Sticking Up For Your Friends

I met Paulie Abeles in Harrisburg when she walked into Hillary Headquarters with a list of creative canvassing techniques.  For a full 10 minutes, she commanded the attention of the staffer behind the front desk and ticked off her suggestions all of them brilliant.

She was a pretty blonde suburban mom from Maryland with bright red lipstick and a stylish bag under one arm. I was waiting for a canvassing partner and she sure seemed like the energetic type.  So, we paired up for the afternoon.  She was amiable and engaging.  Her canvassing pitch turned out to be significantly different from mine but it was oddly complementary.  She told me about how important it was to leave handwritten notes on the doors of homeowners who were not home, how to make it personal, how to ask for their vote, not their support and how to never address them by their first names.  I learned a lot from her.

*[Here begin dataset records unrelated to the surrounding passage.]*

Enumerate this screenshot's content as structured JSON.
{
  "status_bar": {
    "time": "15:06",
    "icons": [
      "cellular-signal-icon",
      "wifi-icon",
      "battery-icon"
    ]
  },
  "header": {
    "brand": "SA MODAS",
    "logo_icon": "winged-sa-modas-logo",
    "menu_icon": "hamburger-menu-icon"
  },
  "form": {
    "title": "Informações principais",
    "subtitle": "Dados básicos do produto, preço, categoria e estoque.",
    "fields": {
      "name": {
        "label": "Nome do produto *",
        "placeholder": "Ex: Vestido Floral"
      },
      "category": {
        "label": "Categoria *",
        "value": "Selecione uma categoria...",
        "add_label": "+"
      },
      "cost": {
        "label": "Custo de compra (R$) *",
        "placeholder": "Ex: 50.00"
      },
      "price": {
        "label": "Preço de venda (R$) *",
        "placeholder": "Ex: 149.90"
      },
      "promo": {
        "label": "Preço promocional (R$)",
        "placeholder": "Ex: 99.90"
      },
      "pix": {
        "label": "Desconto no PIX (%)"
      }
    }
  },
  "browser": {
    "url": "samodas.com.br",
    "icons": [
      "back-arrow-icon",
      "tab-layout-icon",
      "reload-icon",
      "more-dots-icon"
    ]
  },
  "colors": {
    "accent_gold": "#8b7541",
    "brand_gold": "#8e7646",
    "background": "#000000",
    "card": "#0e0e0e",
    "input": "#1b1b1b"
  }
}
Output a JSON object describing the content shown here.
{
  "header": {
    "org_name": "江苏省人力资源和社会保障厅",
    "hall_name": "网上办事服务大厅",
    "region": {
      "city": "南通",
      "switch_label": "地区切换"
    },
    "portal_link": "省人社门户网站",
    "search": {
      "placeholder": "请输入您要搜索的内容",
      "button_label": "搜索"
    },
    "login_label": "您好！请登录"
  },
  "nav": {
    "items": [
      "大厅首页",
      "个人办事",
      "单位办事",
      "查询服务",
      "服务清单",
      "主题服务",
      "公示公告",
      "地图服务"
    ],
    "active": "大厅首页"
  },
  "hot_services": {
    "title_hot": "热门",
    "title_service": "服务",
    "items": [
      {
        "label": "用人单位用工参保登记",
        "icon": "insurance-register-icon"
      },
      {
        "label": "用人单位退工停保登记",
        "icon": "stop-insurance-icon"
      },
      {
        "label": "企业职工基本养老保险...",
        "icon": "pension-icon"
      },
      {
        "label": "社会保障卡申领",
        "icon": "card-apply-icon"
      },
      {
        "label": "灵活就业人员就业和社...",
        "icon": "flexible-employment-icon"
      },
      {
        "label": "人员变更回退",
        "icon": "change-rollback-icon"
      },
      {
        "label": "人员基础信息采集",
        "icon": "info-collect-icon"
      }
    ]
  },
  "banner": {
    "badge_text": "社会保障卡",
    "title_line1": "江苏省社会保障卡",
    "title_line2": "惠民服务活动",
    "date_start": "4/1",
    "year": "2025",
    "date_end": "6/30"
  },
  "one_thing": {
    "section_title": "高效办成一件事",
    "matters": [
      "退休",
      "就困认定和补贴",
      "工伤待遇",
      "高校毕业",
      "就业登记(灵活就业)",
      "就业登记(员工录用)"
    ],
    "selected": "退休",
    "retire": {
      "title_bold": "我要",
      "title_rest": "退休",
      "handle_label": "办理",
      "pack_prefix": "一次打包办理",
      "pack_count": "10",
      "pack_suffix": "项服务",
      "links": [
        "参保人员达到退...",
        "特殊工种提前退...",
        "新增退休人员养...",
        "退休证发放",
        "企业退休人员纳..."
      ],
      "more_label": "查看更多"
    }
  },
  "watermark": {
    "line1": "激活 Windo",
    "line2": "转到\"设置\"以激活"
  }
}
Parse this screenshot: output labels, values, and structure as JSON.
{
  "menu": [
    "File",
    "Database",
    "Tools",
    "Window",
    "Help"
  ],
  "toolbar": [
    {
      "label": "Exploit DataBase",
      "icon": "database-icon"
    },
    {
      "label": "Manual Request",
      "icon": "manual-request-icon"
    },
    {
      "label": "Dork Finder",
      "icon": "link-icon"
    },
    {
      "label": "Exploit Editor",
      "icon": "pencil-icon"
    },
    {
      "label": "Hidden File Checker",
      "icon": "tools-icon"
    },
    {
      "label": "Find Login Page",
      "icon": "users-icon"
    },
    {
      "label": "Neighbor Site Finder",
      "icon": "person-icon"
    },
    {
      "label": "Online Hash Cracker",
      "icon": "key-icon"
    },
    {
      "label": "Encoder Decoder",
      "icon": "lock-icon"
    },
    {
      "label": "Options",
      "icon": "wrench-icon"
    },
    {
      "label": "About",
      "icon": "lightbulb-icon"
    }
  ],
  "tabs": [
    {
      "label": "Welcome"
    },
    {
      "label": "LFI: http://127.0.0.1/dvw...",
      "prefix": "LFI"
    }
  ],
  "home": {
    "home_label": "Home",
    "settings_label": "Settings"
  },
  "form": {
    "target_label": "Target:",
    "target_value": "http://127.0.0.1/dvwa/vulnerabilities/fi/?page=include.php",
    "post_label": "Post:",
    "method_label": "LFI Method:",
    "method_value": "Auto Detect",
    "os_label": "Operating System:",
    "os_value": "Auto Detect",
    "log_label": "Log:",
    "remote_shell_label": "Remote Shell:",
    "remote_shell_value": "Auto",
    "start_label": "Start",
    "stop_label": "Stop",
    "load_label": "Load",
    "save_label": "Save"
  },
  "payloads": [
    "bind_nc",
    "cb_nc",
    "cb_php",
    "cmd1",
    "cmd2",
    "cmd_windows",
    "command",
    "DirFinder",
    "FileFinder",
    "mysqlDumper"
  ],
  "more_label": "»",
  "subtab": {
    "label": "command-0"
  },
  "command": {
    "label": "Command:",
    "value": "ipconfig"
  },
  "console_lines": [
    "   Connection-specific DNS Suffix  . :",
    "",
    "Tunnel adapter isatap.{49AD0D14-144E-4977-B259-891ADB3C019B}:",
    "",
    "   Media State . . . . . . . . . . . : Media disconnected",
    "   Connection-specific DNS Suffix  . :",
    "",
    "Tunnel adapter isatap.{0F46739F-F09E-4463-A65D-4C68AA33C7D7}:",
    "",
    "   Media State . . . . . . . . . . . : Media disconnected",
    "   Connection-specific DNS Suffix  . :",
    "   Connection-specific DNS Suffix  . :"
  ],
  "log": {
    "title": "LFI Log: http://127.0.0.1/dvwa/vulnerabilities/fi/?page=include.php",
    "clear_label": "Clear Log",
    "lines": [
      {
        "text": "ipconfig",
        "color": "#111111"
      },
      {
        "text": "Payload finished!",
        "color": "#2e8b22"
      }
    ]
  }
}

What I *didn’t* learn was how racist she was.  She never let that part of her personality reveal itself.  She kept her white robes and hood carefully concealed and honestly, I never knew that she was a bigot.  I’ll be damned, she really had *me* fooled.  Oh, there was no doubt that she was an unapologetic Clintonista and she was clearly upset by the thought that Obama might be a malignantly undemocratic operator.  But if there was any racism in her, she showed no traces of it to me.

We parted as friends but lost touch over the madness of the next couple of months.  Lately, she has endured a firestorm from the Obamaphiles out there.  They have outed her, called her at all hours of the day and night, threatened her and her family, which includes two small children.  Paulie is a devoted stay-at-home mom who doesn’t watch TV and I’m sure she never intended to be in the eye of the storm like this.  The thugs who are thoughtlessly calling her a racist and cavalierly putting her and her family at risk of violence better back off.  Maybe we don’t see eye to eye on the voting strategy for the fall but she is NOT a racist and anyone who says otherwise should come and say so to my face if they are itchin’ for a fight.

So, are you feeling lucky, punk?  Go ahead, make my day.